When Victor sees himself, beneath all of the layers of filtering and repression, he even says that he “became fully convinced” that he “was in reality the monster”. It is only by artificially conjuring a monster and displacing all of his genuine thoughts and desires onto it that he can avoid how he really feels about himself. This uncanny feeling is so foreign yet strikingly familiar, precisely the relationship that the monster has to Victor. The “miserable deformity” that the monster witnesses is in fact Victor’s castrated body exposed by the water, and this fear of castration that Victor represses sheds light on his identification as a foreign, colonized, subaltern woman who obviously does not have a penis (104).

Through this avoidance, Victor can displace these thoughts onto a monster that typifies the subaltern, foreign woman in his unconscious and ultimately, he can avoid self-hatred and can continue to perpetuate the Eurocentric, colonialist discourse that he internally abhors. 

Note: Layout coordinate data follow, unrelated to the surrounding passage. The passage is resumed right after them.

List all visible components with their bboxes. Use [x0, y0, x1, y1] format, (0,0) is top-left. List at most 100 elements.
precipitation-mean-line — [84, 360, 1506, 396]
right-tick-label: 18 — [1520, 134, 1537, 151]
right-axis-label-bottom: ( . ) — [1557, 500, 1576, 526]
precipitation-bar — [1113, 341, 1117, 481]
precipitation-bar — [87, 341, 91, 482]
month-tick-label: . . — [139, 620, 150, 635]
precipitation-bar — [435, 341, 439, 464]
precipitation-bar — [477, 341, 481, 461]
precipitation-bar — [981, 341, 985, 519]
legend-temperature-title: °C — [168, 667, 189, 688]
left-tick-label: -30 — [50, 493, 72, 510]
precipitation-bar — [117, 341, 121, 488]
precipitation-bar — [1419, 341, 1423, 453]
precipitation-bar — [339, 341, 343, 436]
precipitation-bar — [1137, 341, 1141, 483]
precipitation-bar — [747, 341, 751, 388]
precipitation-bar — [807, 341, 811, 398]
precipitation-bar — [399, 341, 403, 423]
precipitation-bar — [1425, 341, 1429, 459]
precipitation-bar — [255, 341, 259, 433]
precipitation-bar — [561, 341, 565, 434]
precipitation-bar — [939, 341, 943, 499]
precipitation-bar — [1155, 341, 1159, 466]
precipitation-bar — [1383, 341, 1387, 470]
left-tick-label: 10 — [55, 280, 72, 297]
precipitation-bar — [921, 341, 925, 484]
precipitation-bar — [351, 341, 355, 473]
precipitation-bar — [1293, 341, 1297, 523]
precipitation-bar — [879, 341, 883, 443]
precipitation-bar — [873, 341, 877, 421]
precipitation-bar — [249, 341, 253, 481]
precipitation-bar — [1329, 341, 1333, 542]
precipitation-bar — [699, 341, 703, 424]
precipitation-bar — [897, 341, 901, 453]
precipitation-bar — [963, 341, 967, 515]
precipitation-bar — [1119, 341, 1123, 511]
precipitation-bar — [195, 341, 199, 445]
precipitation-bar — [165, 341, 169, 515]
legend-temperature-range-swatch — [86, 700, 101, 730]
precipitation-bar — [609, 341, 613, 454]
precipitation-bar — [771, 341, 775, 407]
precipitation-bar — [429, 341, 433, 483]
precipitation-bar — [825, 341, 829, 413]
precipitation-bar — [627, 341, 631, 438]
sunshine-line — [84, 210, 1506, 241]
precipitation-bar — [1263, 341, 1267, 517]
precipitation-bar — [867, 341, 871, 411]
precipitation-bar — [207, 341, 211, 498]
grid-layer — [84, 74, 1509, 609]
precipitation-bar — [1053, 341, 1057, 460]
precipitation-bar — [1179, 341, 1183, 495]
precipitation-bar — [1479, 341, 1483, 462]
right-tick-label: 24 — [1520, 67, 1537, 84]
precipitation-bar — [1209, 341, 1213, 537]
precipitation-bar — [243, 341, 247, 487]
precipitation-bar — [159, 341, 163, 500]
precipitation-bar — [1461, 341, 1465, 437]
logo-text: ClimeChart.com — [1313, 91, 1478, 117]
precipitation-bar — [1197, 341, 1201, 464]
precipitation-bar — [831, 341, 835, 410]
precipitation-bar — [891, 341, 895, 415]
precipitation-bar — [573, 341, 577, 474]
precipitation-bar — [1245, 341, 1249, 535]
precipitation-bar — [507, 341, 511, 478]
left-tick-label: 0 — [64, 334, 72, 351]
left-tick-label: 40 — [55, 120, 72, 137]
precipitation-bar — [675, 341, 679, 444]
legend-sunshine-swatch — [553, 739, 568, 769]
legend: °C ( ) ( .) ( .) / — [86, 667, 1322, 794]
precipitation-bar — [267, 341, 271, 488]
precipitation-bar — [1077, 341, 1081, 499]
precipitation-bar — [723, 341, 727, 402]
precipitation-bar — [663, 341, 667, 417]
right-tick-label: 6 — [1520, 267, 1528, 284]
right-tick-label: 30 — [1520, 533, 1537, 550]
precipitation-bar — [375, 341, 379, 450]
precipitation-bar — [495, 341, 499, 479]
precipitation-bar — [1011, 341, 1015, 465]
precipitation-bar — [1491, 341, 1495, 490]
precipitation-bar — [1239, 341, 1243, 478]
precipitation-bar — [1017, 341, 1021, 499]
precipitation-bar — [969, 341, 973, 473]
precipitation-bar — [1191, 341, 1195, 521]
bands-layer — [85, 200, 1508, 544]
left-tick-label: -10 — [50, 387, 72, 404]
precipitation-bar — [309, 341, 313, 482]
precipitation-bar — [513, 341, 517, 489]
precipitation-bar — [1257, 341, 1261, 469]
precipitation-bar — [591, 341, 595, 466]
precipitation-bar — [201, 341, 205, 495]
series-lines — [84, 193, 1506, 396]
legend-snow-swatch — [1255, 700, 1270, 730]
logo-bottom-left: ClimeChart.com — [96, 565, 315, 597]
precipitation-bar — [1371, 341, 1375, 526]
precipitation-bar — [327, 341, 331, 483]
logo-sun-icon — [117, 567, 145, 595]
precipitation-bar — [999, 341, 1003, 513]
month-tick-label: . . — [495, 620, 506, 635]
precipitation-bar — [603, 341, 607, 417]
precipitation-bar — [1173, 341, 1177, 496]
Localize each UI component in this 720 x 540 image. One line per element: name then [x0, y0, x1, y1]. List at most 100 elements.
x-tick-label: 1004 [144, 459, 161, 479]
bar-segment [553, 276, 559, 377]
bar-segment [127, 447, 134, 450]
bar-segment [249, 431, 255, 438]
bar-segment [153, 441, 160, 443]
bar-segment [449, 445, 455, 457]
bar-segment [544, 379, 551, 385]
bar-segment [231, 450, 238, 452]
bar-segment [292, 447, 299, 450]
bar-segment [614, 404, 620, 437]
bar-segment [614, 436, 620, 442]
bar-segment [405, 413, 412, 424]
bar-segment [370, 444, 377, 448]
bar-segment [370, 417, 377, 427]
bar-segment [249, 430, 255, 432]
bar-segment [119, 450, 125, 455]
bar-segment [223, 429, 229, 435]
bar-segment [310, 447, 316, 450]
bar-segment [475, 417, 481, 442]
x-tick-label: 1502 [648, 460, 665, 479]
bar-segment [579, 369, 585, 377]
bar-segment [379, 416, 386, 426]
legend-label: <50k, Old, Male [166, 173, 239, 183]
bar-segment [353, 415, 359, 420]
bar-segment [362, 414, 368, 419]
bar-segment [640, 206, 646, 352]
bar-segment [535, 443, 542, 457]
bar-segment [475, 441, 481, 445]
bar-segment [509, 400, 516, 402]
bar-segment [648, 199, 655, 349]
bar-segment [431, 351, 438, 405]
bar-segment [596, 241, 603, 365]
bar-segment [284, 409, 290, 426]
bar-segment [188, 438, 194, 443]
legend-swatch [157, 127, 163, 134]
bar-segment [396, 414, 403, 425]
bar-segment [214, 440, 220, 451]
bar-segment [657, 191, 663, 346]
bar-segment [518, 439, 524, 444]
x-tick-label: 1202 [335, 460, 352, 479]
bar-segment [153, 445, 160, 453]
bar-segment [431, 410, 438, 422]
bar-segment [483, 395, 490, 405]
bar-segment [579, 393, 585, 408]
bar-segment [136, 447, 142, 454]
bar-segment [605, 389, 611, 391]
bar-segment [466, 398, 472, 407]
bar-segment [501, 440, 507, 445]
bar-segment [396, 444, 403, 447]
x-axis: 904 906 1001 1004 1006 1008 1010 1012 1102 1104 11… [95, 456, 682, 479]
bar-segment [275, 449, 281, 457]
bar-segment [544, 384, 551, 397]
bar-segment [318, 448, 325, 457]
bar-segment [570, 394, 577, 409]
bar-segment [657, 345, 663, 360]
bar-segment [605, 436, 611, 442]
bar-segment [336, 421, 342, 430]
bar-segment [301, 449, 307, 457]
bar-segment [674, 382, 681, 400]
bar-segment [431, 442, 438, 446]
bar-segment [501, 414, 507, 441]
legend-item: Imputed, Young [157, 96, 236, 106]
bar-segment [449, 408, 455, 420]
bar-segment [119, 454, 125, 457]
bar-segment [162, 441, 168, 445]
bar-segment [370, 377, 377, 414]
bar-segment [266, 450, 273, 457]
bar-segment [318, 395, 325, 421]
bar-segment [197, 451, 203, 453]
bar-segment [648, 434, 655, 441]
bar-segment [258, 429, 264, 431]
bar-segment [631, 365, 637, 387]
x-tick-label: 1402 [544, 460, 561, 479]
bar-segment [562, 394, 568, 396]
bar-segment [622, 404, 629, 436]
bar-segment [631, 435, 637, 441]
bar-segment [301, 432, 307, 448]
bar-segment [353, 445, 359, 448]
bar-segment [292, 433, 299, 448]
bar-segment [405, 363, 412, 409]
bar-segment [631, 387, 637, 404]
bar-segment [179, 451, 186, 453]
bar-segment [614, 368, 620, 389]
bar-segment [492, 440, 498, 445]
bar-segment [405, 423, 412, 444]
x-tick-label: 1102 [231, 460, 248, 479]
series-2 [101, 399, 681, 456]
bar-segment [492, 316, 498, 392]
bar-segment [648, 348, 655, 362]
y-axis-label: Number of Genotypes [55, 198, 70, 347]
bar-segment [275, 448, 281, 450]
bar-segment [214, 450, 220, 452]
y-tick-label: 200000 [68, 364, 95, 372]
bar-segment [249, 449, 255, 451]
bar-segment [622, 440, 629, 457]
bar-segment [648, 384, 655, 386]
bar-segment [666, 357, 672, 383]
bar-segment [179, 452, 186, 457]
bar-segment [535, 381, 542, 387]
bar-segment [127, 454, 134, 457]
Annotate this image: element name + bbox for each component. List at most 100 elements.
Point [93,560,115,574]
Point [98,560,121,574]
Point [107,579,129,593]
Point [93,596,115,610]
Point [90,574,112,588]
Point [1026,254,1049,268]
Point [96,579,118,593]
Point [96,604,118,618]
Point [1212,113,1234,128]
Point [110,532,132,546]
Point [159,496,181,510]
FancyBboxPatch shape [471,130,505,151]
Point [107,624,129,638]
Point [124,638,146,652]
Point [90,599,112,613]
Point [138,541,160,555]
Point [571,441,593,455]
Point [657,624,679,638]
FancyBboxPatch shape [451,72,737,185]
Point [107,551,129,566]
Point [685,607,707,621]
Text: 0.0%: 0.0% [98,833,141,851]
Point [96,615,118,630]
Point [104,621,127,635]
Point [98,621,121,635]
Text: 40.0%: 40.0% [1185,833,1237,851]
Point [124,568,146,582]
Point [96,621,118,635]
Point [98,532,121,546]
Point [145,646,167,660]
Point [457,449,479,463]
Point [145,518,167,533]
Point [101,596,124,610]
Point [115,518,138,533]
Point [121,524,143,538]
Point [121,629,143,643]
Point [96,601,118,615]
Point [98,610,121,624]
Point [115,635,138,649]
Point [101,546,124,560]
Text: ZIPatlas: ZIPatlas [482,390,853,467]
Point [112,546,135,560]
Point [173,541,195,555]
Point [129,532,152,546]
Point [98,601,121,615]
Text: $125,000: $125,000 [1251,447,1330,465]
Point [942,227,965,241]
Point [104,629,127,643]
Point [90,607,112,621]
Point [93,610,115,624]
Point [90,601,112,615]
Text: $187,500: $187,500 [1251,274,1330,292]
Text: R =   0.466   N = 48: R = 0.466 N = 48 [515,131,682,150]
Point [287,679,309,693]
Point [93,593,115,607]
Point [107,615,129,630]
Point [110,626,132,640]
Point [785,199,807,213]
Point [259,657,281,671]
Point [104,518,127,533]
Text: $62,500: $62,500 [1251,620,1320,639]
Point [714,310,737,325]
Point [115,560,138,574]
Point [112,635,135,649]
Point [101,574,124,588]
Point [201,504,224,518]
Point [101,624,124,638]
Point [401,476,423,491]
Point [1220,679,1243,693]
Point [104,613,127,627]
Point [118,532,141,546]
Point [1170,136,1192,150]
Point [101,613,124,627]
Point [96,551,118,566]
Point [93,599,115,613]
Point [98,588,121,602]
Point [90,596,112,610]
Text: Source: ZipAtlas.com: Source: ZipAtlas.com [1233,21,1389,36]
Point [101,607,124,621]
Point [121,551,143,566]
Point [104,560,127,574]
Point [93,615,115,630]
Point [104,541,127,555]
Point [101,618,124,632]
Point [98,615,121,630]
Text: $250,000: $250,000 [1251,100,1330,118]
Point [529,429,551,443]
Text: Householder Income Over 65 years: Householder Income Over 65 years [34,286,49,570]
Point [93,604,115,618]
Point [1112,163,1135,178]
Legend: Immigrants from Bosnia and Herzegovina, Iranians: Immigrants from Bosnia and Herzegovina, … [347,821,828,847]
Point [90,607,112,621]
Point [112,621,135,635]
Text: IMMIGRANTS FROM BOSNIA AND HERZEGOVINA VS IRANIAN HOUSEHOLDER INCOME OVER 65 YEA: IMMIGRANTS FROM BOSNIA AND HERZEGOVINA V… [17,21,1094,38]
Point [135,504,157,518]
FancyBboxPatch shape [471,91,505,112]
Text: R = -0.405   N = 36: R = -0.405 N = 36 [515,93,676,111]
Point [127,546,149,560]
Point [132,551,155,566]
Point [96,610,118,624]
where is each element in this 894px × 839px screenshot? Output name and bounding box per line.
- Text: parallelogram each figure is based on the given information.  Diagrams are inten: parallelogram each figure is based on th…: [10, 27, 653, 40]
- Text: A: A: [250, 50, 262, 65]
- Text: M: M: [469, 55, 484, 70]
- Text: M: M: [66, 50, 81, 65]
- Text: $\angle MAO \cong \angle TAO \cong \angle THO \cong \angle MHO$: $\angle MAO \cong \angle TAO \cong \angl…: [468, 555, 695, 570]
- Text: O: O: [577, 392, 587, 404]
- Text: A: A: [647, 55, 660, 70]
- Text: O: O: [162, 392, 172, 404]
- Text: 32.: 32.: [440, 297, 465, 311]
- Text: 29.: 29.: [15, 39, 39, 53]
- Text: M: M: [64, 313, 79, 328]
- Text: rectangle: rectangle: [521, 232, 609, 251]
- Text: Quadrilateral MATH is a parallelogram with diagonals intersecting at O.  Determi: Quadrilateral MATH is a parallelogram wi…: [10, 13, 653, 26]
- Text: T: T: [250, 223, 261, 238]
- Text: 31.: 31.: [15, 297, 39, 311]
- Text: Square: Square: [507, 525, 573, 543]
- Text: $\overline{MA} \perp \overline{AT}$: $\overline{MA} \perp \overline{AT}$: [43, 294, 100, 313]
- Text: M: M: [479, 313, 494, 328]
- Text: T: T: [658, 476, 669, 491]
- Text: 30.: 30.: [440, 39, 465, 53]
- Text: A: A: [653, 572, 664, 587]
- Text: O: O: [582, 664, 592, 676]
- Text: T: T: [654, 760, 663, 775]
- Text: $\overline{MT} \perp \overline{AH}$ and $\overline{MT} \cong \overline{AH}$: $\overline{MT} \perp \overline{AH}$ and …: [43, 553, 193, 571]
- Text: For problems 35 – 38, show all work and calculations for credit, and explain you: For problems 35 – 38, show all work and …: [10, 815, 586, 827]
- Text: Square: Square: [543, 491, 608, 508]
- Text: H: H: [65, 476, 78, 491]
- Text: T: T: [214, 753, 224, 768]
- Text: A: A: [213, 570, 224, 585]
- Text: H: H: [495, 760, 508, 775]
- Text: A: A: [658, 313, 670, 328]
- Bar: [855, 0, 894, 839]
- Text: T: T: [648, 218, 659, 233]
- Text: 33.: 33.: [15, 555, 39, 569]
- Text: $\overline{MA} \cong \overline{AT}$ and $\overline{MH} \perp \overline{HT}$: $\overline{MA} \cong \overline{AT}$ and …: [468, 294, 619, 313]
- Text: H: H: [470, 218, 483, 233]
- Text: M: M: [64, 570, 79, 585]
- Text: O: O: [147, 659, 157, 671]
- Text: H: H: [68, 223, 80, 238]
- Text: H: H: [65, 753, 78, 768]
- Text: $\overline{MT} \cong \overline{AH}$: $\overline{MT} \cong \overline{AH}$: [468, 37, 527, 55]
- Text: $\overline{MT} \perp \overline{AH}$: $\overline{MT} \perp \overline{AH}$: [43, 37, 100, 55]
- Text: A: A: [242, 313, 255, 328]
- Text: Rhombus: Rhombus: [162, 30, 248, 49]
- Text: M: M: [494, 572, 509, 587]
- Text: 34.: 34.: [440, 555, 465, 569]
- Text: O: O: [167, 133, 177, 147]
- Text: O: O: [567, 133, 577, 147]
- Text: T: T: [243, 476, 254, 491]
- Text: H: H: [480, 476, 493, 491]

Victor’s fear of castration

In Frankenstein, the monster’s feelings when he sees himself reflected in the water are deeply indicative of displacement and social construction. Psychoanalytic criticism emphasizes the role of the unconscious and the hidden repression inherent in the monster seeing himself in the water. The uncanny conjures up a weird, foreign feeling yet strikingly familiar. Freud’s theory of dream distortion explicates this incident because the monster is actually a projection of Victor Frankenstein himself. The monster is how Victor actually sees himself, beneath all the layers of filtering and the repression. Victor “became fully convinced that I was in reality the monster that I am” and it is only with displacement that Victor can transfer all of his genuine thoughts and desires onto the monster, which is in actuality an artificial conjuration (pg. 104). Seeing his repugnant and grotesque form unmasks the primary narcissism present according to psychoanalytic criticism because the monster, or Victor is the center of his entire world. This incident gives us a glimpse into how Victor feels about himself. Because Victor’s recurring thoughts are omnipotent in his dreams, he sees himself in his truest form when he stares into the water because he observes a primordial beast. This primitive form of identification is emblematic of the uncanny. Victor’s observance induces horror because it’s only within his dreams that his fear of being castrated is exposed. He sees himself bare and the “miserable deformity” that he refers to is actually his castrated body exposed by the water (pg. 104).

While the monster certainly wants others to overlook this deformity, he is so disgusted at his image because that’s how he identifies in his unconscious. Victor has repressed these thoughts and fears about himself to the level that they only show up in his dreams, where Victor becomes the monster. This displaces all of his self-hate onto a creature, which is ostensibly detached but actually very real. Victor wants others to overlook his deprivations and in his dreams, the lack of a penis due to infantile fears. His identification as the monster signifies the identification of the child initially with his father in psychoanalytic terminology, but turns completely when he realizes that his father wants to castrate him. Victor, realizing his repulsive nature in his dreams, has already been castrated but longs to be accepted by his mother so he can ultimately have sex with her. The manifest content of this dream reveals itself because Victor has repressed this fear for so long in his unconscious.